The Driver Responsibility Program was created in 2003, the last time lawmakers were in a major financial bind. They hoped to generate money and discourage unsafe driving. The state attaches a hefty surcharge to the fines drivers already pay to the city or county when they are ticketed for a whole slew of moving violations, like driving without insurance, driving without a license and driving while intoxicated. The surcharges range from $100 to $2,000 per year for three years. The Texas Department of Public Safety suspends the licenses of drivers who fail to pay.
By almost any standard, the program hasn’t worked. More than 1.2 million Texans lost their licenses because they failed to pay the surcharges. Judges say their courts are clogged with misdemeanor defendants charged with driving without a license because they've racked up so many penalties. County law enforcement officials say violators with stacked up fees are adding to troubles in already overcrowded jails. And the DPS has been unable to collect more than $1 billion in fines they’ve issued since the program started.
"This is a perfect example of how a really good idea with a good intention can go really wrong," said Ana Yañez-Correa, executive director of the Texas Criminal Justice Coalition.
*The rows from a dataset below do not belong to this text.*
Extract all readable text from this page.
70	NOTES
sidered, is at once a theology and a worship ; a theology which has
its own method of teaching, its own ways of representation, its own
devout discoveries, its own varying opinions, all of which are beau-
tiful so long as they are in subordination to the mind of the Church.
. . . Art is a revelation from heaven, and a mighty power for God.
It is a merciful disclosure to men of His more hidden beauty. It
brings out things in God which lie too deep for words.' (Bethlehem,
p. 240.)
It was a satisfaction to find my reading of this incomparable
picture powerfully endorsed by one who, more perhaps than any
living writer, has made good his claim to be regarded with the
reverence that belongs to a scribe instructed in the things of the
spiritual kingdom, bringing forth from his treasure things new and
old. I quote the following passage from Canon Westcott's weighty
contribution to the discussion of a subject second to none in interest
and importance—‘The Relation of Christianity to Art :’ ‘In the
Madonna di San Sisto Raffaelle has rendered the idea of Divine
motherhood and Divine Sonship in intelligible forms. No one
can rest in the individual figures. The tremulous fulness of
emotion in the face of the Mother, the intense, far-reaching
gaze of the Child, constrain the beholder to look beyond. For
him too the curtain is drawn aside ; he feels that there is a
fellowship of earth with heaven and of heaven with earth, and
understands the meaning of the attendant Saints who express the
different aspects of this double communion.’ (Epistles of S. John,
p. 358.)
Lawmakers have ordered DPS to make changes to the program since 2007, allowing amnesty programs and fee reductions for low-income drivers. DPS instituted an amnesty program that started in January and ends on April 17. Under the amnesty program, drivers whose licenses have been suspended are eligible if they had a surcharge assessed between Sept. 30, 2004, and Dec. 31, 2008, and were delinquent on payments. They are allowed to pay just 10 percent of the original amount owed for all surcharges combined up to a maximum of $250. And any payments already are applied to the reduced amount.
Tela Mange, a DPS spokeswoman, said about 12 percent — some 87,500 — of the 713,000 Texans eligible for the amnesty program have applied. "It's not as many as we would like," Mange said.
Despite its flaws, the program has generated more than $380 million for trauma centers across the state, money that hospital officials say is critical for their operations and has helped increase the number of trauma centers statewide. Denise Rose, senior director of advocacy and public policy at the Texas Hospital Association, urged lawmakers to give the new amnesty and incentive programs time to work. "We can't talk about it being repealed without replacing that revenue," Rose said.
Burnam said he agreed that providing funds for trauma care is necessary. Under his bill cigarette taxes would go up 24 cents per pack to replace the money the surcharges generated for trauma centers. He said simply changing the way the surcharges are collected wasn't enough. Burnam argued that the surcharge program is unconstitutional because it puts drivers in double jeopardy, punishing them twice for the same offense. "I think this is something that’s so fundamentally flawed that we can’t fix it," he said.